Now we have no choice but to be both cheerfully pro-American and earnestly optimistic—not our default positions.
It wasn’t surprising Tuesday night that people around New York gathered in crowds to share their awe and pleasure with strangers—that’s the kind of thing a big city is for—but the gatherings were moving spectacles nevertheless. My tough-guy young nephew, having voted for the first time, took the subway up to wander among the jubilant throng on Adam Clayton Powell Jr. Boulevard, then came over to our place to watch Obama’s speech and cry. In Union Square, a friend realized that the last time he was part of such a spontaneous emotional gathering there was on 9/11. And I choked up just hearing about the very young crowds in Union Square and elsewhere breaking into “The Star-Spangled Banner.”
But how will New York and all the honorary New Yorkers who elected Obama handle the transition from perpetual political kvetching (2001–2008) to kvelling (one week and counting) to governing? Starting now, New York City is part of America again, the happy-happy-joy-joy obverse of the way it was after 9/11, when we and the rest of the country embraced in our shared American shock and grief.

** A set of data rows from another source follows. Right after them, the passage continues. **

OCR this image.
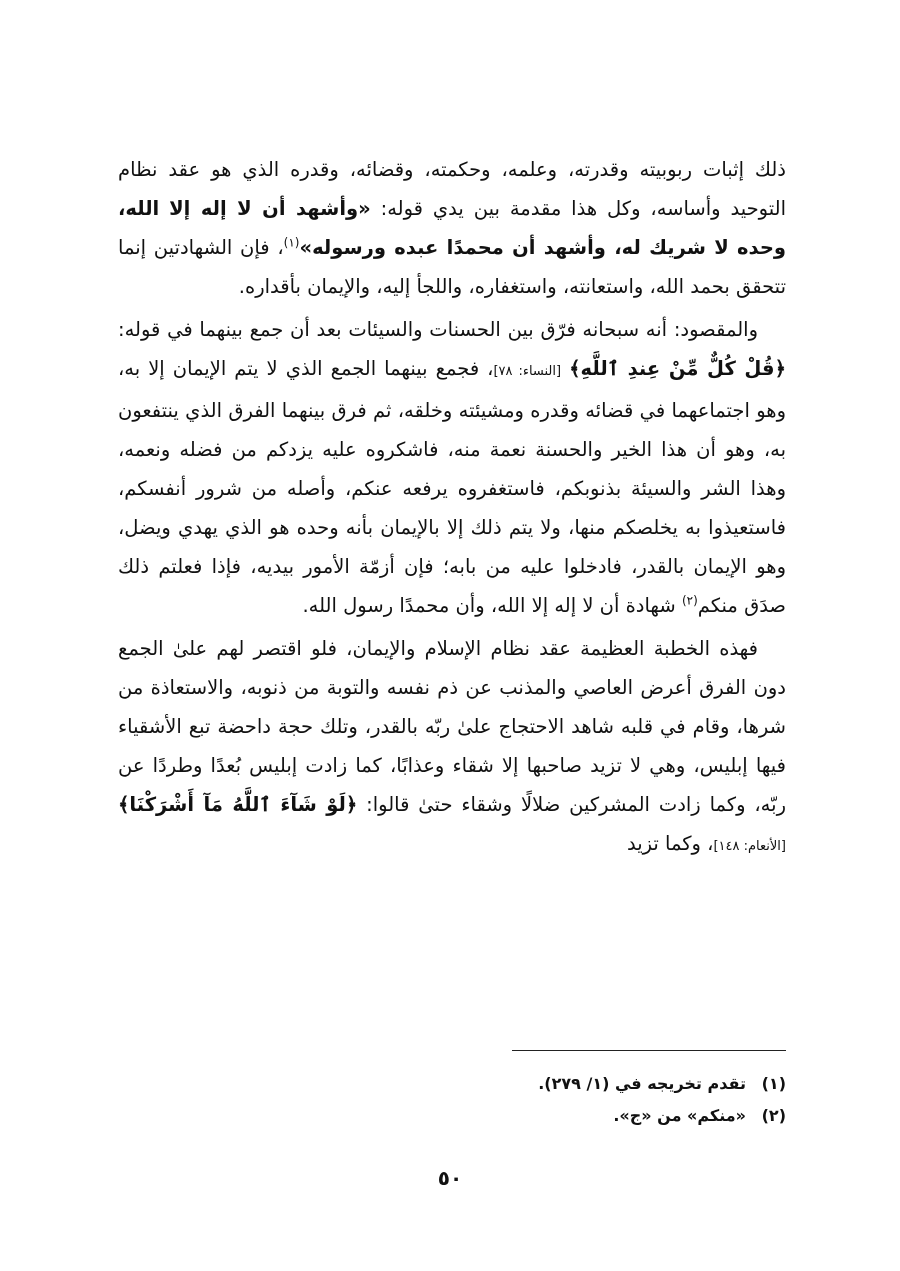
ذلك إثبات ربوبيته وقدرته، وعلمه، وحكمته، وقضائه، وقدره الذي هو عقد نظام التوحيد وأساسه، وكل هذا مقدمة بين يدي قوله: «وأشهد أن لا إله إلا الله، وحده لا شريك له، وأشهد أن محمدًا عبده ورسوله»$^{(١)}$، فإن الشهادتين إنما تتحقق بحمد الله، واستعانته، واستغفاره، واللجأ إليه، والإيمان بأقداره.

والمقصود: أنه سبحانه فرّق بين الحسنات والسيئات بعد أن جمع بينهما في قوله: ﴿قُلْ كُلٌّ مِّنْ عِندِ ٱللَّهِ﴾ [النساء: ٧٨]، فجمع بينهما الجمع الذي لا يتم الإيمان إلا به، وهو اجتماعهما في قضائه وقدره ومشيئته وخلقه، ثم فرق بينهما الفرق الذي ينتفعون به، وهو أن هذا الخير والحسنة نعمة منه، فاشكروه عليه يزدكم من فضله ونعمه، وهذا الشر والسيئة بذنوبكم، فاستغفروه يرفعه عنكم، وأصله من شرور أنفسكم، فاستعيذوا به يخلصكم منها، ولا يتم ذلك إلا بالإيمان بأنه وحده هو الذي يهدي ويضل، وهو الإيمان بالقدر، فادخلوا عليه من بابه؛ فإن أزمّة الأمور بيديه، فإذا فعلتم ذلك صدَق منكم$^{(٢)}$ شهادة أن لا إله إلا الله، وأن محمدًا رسول الله.

فهذه الخطبة العظيمة عقد نظام الإسلام والإيمان، فلو اقتصر لهم علىٰ الجمع دون الفرق أعرض العاصي والمذنب عن ذم نفسه والتوبة من ذنوبه، والاستعاذة من شرها، وقام في قلبه شاهد الاحتجاج علىٰ ربّه بالقدر، وتلك حجة داحضة تبع الأشقياء فيها إبليس، وهي لا تزيد صاحبها إلا شقاء وعذابًا، كما زادت إبليس بُعدًا وطردًا عن ربّه، وكما زادت المشركين ضلالًا وشقاء حتىٰ قالوا: ﴿لَوْ شَآءَ ٱللَّهُ مَآ أَشْرَكْنَا﴾ [الأنعام: ١٤٨]، وكما تزيد

(١)تقدم تخريجه في (١/ ٢٧٩).
(٢)«منكم» من «ج».
٥٠
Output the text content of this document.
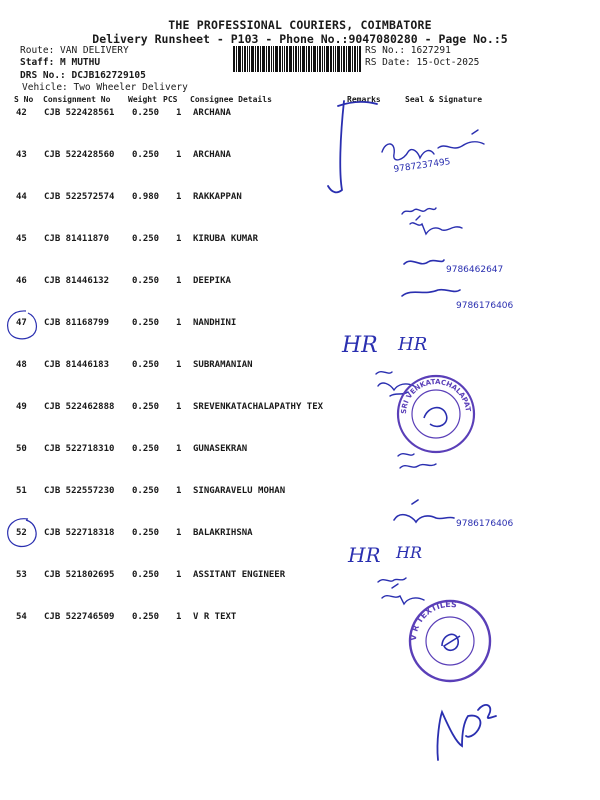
THE PROFESSIONAL COURIERS, COIMBATORE
Delivery Runsheet - P103 - Phone No.:9047080280 - Page No.:5
Route: VAN DELIVERY
Staff: M MUTHU
DRS No.: DCJB162729105
Vehicle: Two Wheeler Delivery
RS No.: 1627291
RS Date: 15-Oct-2025
S No Consignment No Weight PCS Consignee Details	Remarks	Seal & Signature
42 CJB 522428561 0.250 1 ARCHANA
43 CJB 522428560 0.250 1 ARCHANA
44 CJB 522572574 0.980 1 RAKKAPPAN
45 CJB 81411870	0.250 1 KIRUBA KUMAR
46 CJB 81446132	0.250 1 DEEPIKA
47 CJB 81168799	0.250 1 NANDHINI
48 CJB 81446183	0.250 1 SUBRAMANIAN
49 CJB 522462888 0.250 1 SREVENKATACHALAPATHY TEX
50 CJB 522718310 0.250 1 GUNASEKRAN
51 CJB 522557230 0.250 1 SINGARAVELU MOHAN
52 CJB 522718318 0.250 1 BALAKRIHSNA
53 CJB 521802695 0.250 1 ASSITANT ENGINEER
54 CJB 522746509 0.250 1 V R TEXT
9787237495
9786462647
9786176406
HR HR
SRI VENKATACHALAPATHY TEXTILES
9786176406
HR HR
V R TEXTILES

This time we are not victims, but winners. Victimhood, at least, was a familiar part of New Yorkers’ repertoire. Now we have no choice but to be both cheerfully pro-American and earnestly optimistic, which are not exactly our default positions. Around 2003, most of us became highly invested in loathing a national regime that we know is wired to loathe people like us. A symbiosis was established. We’ve been shouting and pounding on a locked door with mounting fury for three, four, five, six years—and now that it’s suddenly swung wide open, all of us outsiders welcomed right inside, we’re sweaty and breathless and a little unsure exactly what to do next without someone to demonize and blame. New Yorkers enjoyed being prophets without honor in their own land. Righteous political umbrage felt good. An Obama-loving friend admits that now he actually feels slightly let down without his beleagueredness and anti-Republican rage to energize him. A majority of Americans … agrees with us?
The honeymoon will last a while. Although expectations of Obama are high, the bar is frankly low, both in terms of competence and policy and bi-partisanship (after Bush) and personal character (after Bill Clinton). Certain moves are slam dunks: For instance, the center-left half of the Supreme Court can be rejuvenated by our new Constitutional-Law-Professor-in-Chief, given that the non-right-wing justices are all between 69 and 88 years old. But even apart from appointments and legislation and policy decisions, those of us too young to have known JFK’s Camelot are going to have our own giddy Camelot II to enrapture and entertain us. There will be, for a while, the unalloyed pleasure of simply watching such smart, graceful, great-looking people be the president and First Family. (I propose a new cable channel devoted to them, a joint venture of C-span and the Style Network.)